Molti tra questi furono figli non legalmente riconosciuti. Col che una scena di Miseria e Nobiltà, il testo più celebre di Eduardo Scarpetta, diventa lo specchio attraverso il quale il tema della paternità negata esplode, messa dal suo autore in commedia, e però vissuta come tragedia da parte di familiari e figli. Ai quali Scarpetta è in grado di consegnare solo l’eredità del teatro, per mezzo del palcoscenico sul quale debuttare giovanissimi – sempre col personaggio del piccolo Peppeniello, interpretato persino da Titina – quale unica forma attraverso cui attestare la relazione di consanguineità e certificare un passaggio di consegne. Sempre però nel nome di Sciosciammocca, la maschera inaggirabile, patrimonio, orizzonte e destino obbligatorio per tutti i discendenti.
Ma come si muove la storia, così si muove il teatro e così i figli, che cercano una loro autonomia espressiva ed emotiva. Ed è singolare che proprio Eduardo Scarpetta, capace di rinnovare la scena napoletana e di essere al passo delle novità – l’acquisto del primo frigorifero, status symbol di cui va orgogliosissimo – non sappia muoversi davvero in sintonia con i tempi e resti fossilizzato sul quel passato che ineluttabilmente sarà costretto a incarnare. Ritrovando idealmente su di un palcoscenico la maschera irrigidita del defunto Pulcinella, che lui ha idealmente soppresso, e che ha il suo stesso volto, anch’esso sul punto di svanire – un simbolo presago della fine è la corona di bronzo di sommo malaugurio regalatagli nientemeno che da Gor’kij.
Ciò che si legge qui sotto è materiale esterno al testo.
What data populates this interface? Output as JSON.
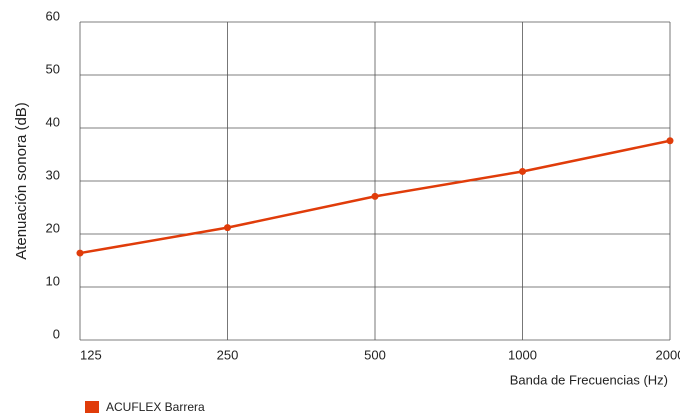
{
  "chart_data": {
    "type": "line",
    "categories": [
      "125",
      "250",
      "500",
      "1000",
      "2000"
    ],
    "series": [
      {
        "name": "ACUFLEX Barrera",
        "color": "#e03c0a",
        "values": [
          16.4,
          21.2,
          27.1,
          31.8,
          37.6
        ]
      }
    ],
    "ylabel": "Atenuación sonora (dB)",
    "xlabel": "Banda de Frecuencias (Hz)",
    "ylim": [
      0,
      60
    ],
    "yticks": [
      0,
      10,
      20,
      30,
      40,
      50,
      60
    ],
    "grid": true
  }
}
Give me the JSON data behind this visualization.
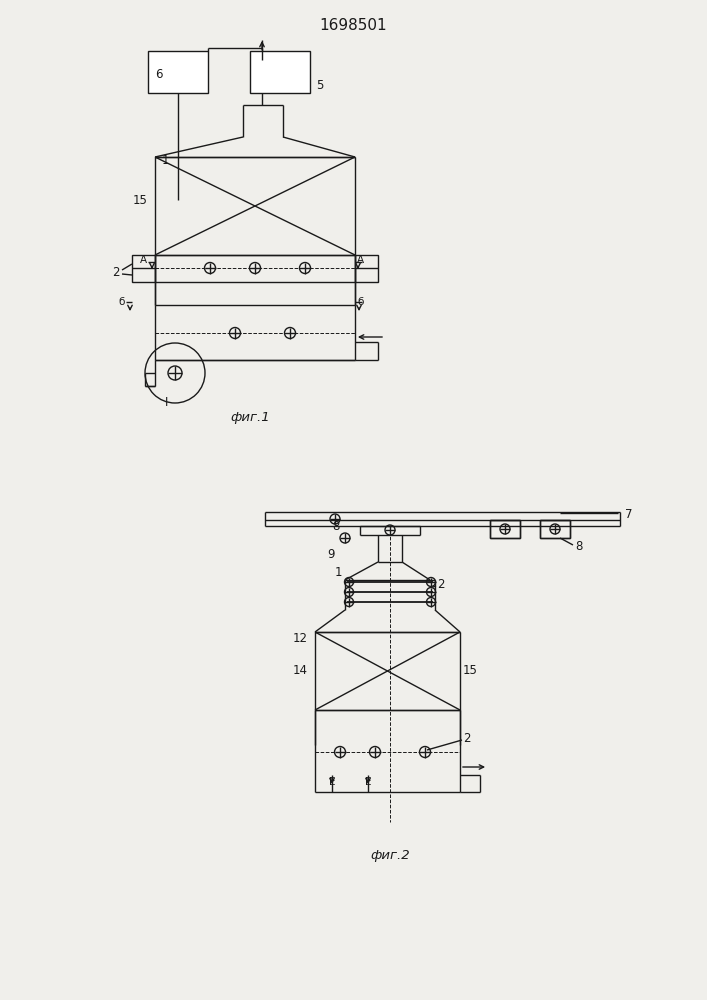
{
  "title": "1698501",
  "fig1_label": "фиг.1",
  "fig2_label": "фиг.2",
  "bg_color": "#f0efeb",
  "line_color": "#1a1a1a",
  "line_width": 1.0
}
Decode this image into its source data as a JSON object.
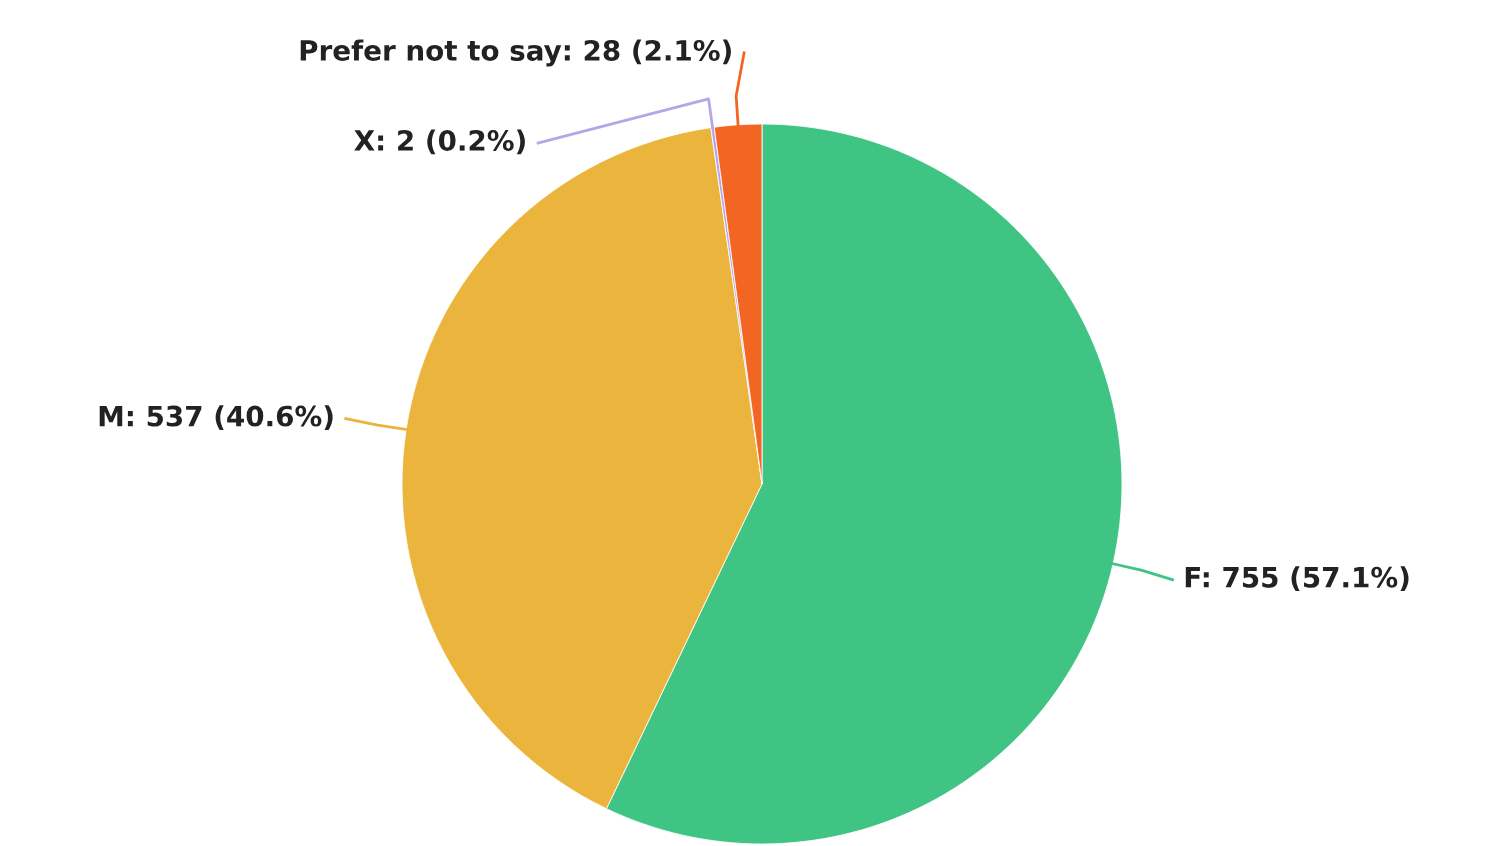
{
  "chart_data": {
    "type": "pie",
    "categories": [
      "F",
      "M",
      "X",
      "Prefer not to say"
    ],
    "values": [
      755,
      537,
      2,
      28
    ],
    "colors": [
      "#40c484",
      "#ebb43c",
      "#b6a6e8",
      "#f26522"
    ],
    "value_labels": [
      "755 (57.1%)",
      "537 (40.6%)",
      "2 (0.2%)",
      "28 (2.1%)"
    ],
    "legend": false
  }
}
L’unica forma di resistenza al tramonto di Qui Rido Io è demandata alla tellurica energia creativa dell’artista, che lo spinge ad immaginare il sacrilegio massimo della parodia della Figlia di Iorio del vate Gabriele D’Annunzio. Che lui sottopone, dopo Pulcinella, a un altro omicidio simbolico, contro il quale insorge tutta la buona società delle lettere, da Di Giacomo (Roberto De Francesco) a Ferdinando Russo, Roberto Bracco, Libero Bovio, difensori non solo di una certa idea di letteratura, ma della gerarchia e del valore intoccabile dei padri. Padri contro cui Eduardo Scarpetta è sempre insorto. Destinato però, come loro, a impersonare il medesimo ruolo e, come tutti, soccombere. Per questo l’ultima immagine del film è dell’altro Eduardo.